According to Gretchen Morgenson's article in The New York Times, the Massachusetts Supreme Judicial Court (the highest court in the state, and the first to apply such a broad-based ruling in foreclosure cases) voided the seizure of two properties by U.S. Bankcorp and Wells Fargo because they did not prove ownership before foreclosing on the property:

Instead, the banks had acquired the mortgages after they had begun foreclosure proceedings. The ruling on Friday upheld that position. Foreclosures are supposed to occur only when lenders can prove they own the note underlying the property.

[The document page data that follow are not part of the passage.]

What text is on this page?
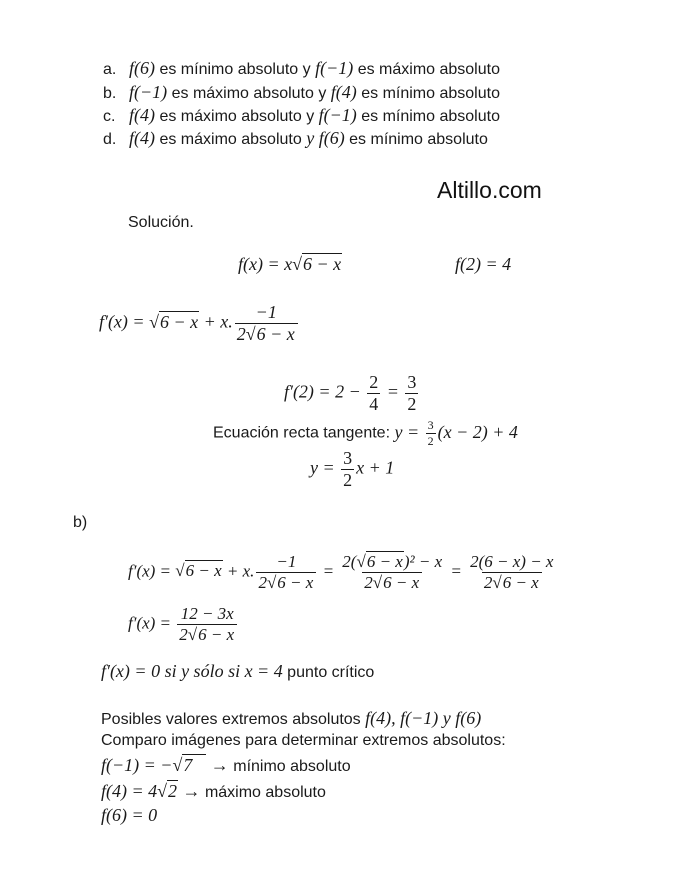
a. f(6) es mínimo absoluto y f(−1) es máximo absoluto
b. f(−1) es máximo absoluto y f(4) es mínimo absoluto
c. f(4) es máximo absoluto y f(−1) es mínimo absoluto
d. f(4) es máximo absoluto y f(6) es mínimo absoluto
Altillo.com
Solución.
f(x) = x√6 − x	f(2) = 4
f′(x) = √6 − x + x. $\frac{-1}{2√6 - x}$
$f'(2) = 2 - \frac{2}{4} = \frac{3}{2}$
Ecuación recta tangente: $y = \frac{3}{2} (x - 2) + 4$
$y = \frac{3}{2}$ x + 1
b)
f′(x) = √6 − x + x. $\frac{-1}{2√6 - x} = \frac{\text{2(√6 − x)² − x}}{2√6 - x} = \frac{2(6 - x) - x}{2√6 - x}$
$f'(x) = \frac{12 - 3x}{2√6 - x}$
f′(x) = 0 si y sólo si x = 4 punto crítico
Posibles valores extremos absolutos f(4), f(−1) y f(6)
Comparo imágenes para determinar extremos absolutos:
f(−1) = −√7 → mínimo absoluto
f(4) = 4√2 → máximo absoluto
f(6) = 0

For those of you (which includes almost everyone) who still believe that one bank services your mortgage, let me disabuse you of that notion. During the housing bubble, mortgages went through a process called securitization which theoretically reduced risk. Securitization also lengthened the chain of claims upon debt, increasing fees for each link in the chain: the loan originator, the bank which bundled thousands of mortgages together to create a derivative, the mortgage-backed security (MBS), the credit ratings agencies which slapped a seal of approval on the MBS (a triple-A rating, which was downgraded in a hurry when the banks could no longer sell the MBSs) and institutional investors like CALPERS who bought them.

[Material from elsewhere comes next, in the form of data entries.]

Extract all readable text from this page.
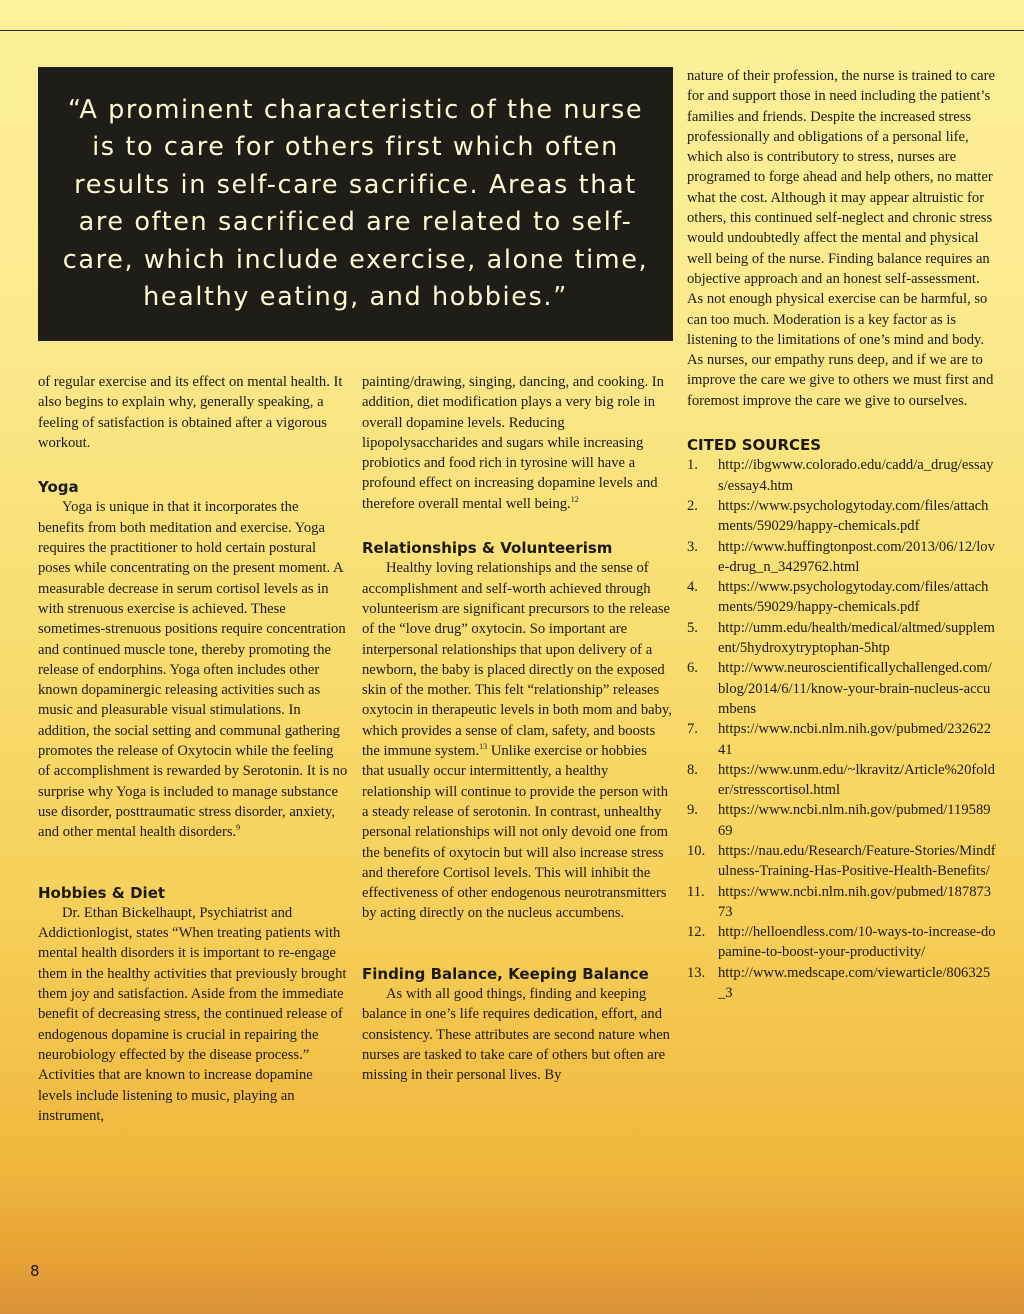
“A prominent characteristic of the nurse is to care for others first which often results in self-care sacrifice. Areas that are often sacrificed are related to self-care, which include exercise, alone time, healthy eating, and hobbies.”

of regular exercise and its effect on mental health. It also begins to explain why, generally speaking, a feeling of satisfaction is obtained after a vigorous workout.

Yoga

Yoga is unique in that it incorporates the benefits from both meditation and exercise. Yoga requires the practitioner to hold certain postural poses while concentrating on the present moment. A measurable decrease in serum cortisol levels as in with strenuous exercise is achieved. These sometimes-strenuous positions require concentration and continued muscle tone, thereby promoting the release of endorphins. Yoga often includes other known dopaminergic releasing activities such as music and pleasurable visual stimulations. In addition, the social setting and communal gathering promotes the release of Oxytocin while the feeling of accomplishment is rewarded by Serotonin. It is no surprise why Yoga is included to manage substance use disorder, posttraumatic stress disorder, anxiety, and other mental health disorders.$^9$

Hobbies & Diet

Dr. Ethan Bickelhaupt, Psychiatrist and Addictionlogist, states “When treating patients with mental health disorders it is important to re-engage them in the healthy activities that previously brought them joy and satisfaction. Aside from the immediate benefit of decreasing stress, the continued release of endogenous dopamine is crucial in repairing the neurobiology effected by the disease process.” Activities that are known to increase dopamine levels include listening to music, playing an instrument,

painting/drawing, singing, dancing, and cooking. In addition, diet modification plays a very big role in overall dopamine levels. Reducing lipopolysaccharides and sugars while increasing probiotics and food rich in tyrosine will have a profound effect on increasing dopamine levels and therefore overall mental well being.$^{12}$

Relationships & Volunteerism

Healthy loving relationships and the sense of accomplishment and self-worth achieved through volunteerism are significant precursors to the release of the “love drug” oxytocin. So important are interpersonal relationships that upon delivery of a newborn, the baby is placed directly on the exposed skin of the mother. This felt “relationship” releases oxytocin in therapeutic levels in both mom and baby, which provides a sense of clam, safety, and boosts the immune system.$^{13}$ Unlike exercise or hobbies that usually occur intermittently, a healthy relationship will continue to provide the person with a steady release of serotonin. In contrast, unhealthy personal relationships will not only devoid one from the benefits of oxytocin but will also increase stress and therefore Cortisol levels. This will inhibit the effectiveness of other endogenous neurotransmitters by acting directly on the nucleus accumbens.

Finding Balance, Keeping Balance

As with all good things, finding and keeping balance in one’s life requires dedication, effort, and consistency. These attributes are second nature when nurses are tasked to take care of others but often are missing in their personal lives. By

nature of their profession, the nurse is trained to care for and support those in need including the patient’s families and friends. Despite the increased stress professionally and obligations of a personal life, which also is contributory to stress, nurses are programed to forge ahead and help others, no matter what the cost. Although it may appear altruistic for others, this continued self-neglect and chronic stress would undoubtedly affect the mental and physical well being of the nurse. Finding balance requires an objective approach and an honest self-assessment. As not enough physical exercise can be harmful, so can too much. Moderation is a key factor as is listening to the limitations of one’s mind and body. As nurses, our empathy runs deep, and if we are to improve the care we give to others we must first and foremost improve the care we give to ourselves.

CITED SOURCES
1.	http://ibgwww.colorado.edu/cadd/a_drug/essays/essay4.htm
2.	https://www.psychologytoday.com/files/attachments/59029/happy-chemicals.pdf
3.	http://www.huffingtonpost.com/2013/06/12/love-drug_n_3429762.html
4.	https://www.psychologytoday.com/files/attachments/59029/happy-chemicals.pdf
5.	http://umm.edu/health/medical/altmed/supplement/5hydroxytryptophan-5htp
6.	http://www.neuroscientificallychallenged.com/blog/2014/6/11/know-your-brain-nucleus-accumbens
7.	https://www.ncbi.nlm.nih.gov/pubmed/23262241
8.	https://www.unm.edu/~lkravitz/Article%20folder/stresscortisol.html
9.	https://www.ncbi.nlm.nih.gov/pubmed/11958969
10. https://nau.edu/Research/Feature-Stories/Mindfulness-Training-Has-Positive-Health-Benefits/
11. https://www.ncbi.nlm.nih.gov/pubmed/18787373
12. http://helloendless.com/10-ways-to-increase-dopamine-to-boost-your-productivity/
13. http://www.medscape.com/viewarticle/806325_3
8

The enormous sums of money made through the process of securitization must of clouded the self-regulatory minds of banks that bundled the mortgages:

As lenders and Wall Street firms bundled thousands of mortgage loans into securities, banks often failed to record each link in the chain of documents demonstrating ownership of a note and a property.


There have been claims of robo-signing and forged signatures.

Rest assured, although these banks did take over the plaintiffs' mortgages and presumably profited from them, their spokesmen claim they merely acted as trustees, go-betweens between the loan originator and the investors:

Vickee J. Adams, a Wells Fargo spokeswoman, said, "The loans at issue in the court's ruling were not originated, owned, serviced or foreclosed upon by Wells Fargo. As trustee of a securitized pool of loans, Wells Fargo expects the entities who service these loans to abide by all applicable state laws, including those laws that govern foreclosure sales."


Who takes the haircut? Who do you think?

The defendants asked the court to limit its ruling only to new foreclosures (by "new" I guess they mean ones they will begin tomorrow).

The court declined to do so, allowing foreclosure cases that have been completed to be reopened and brought under scrutiny.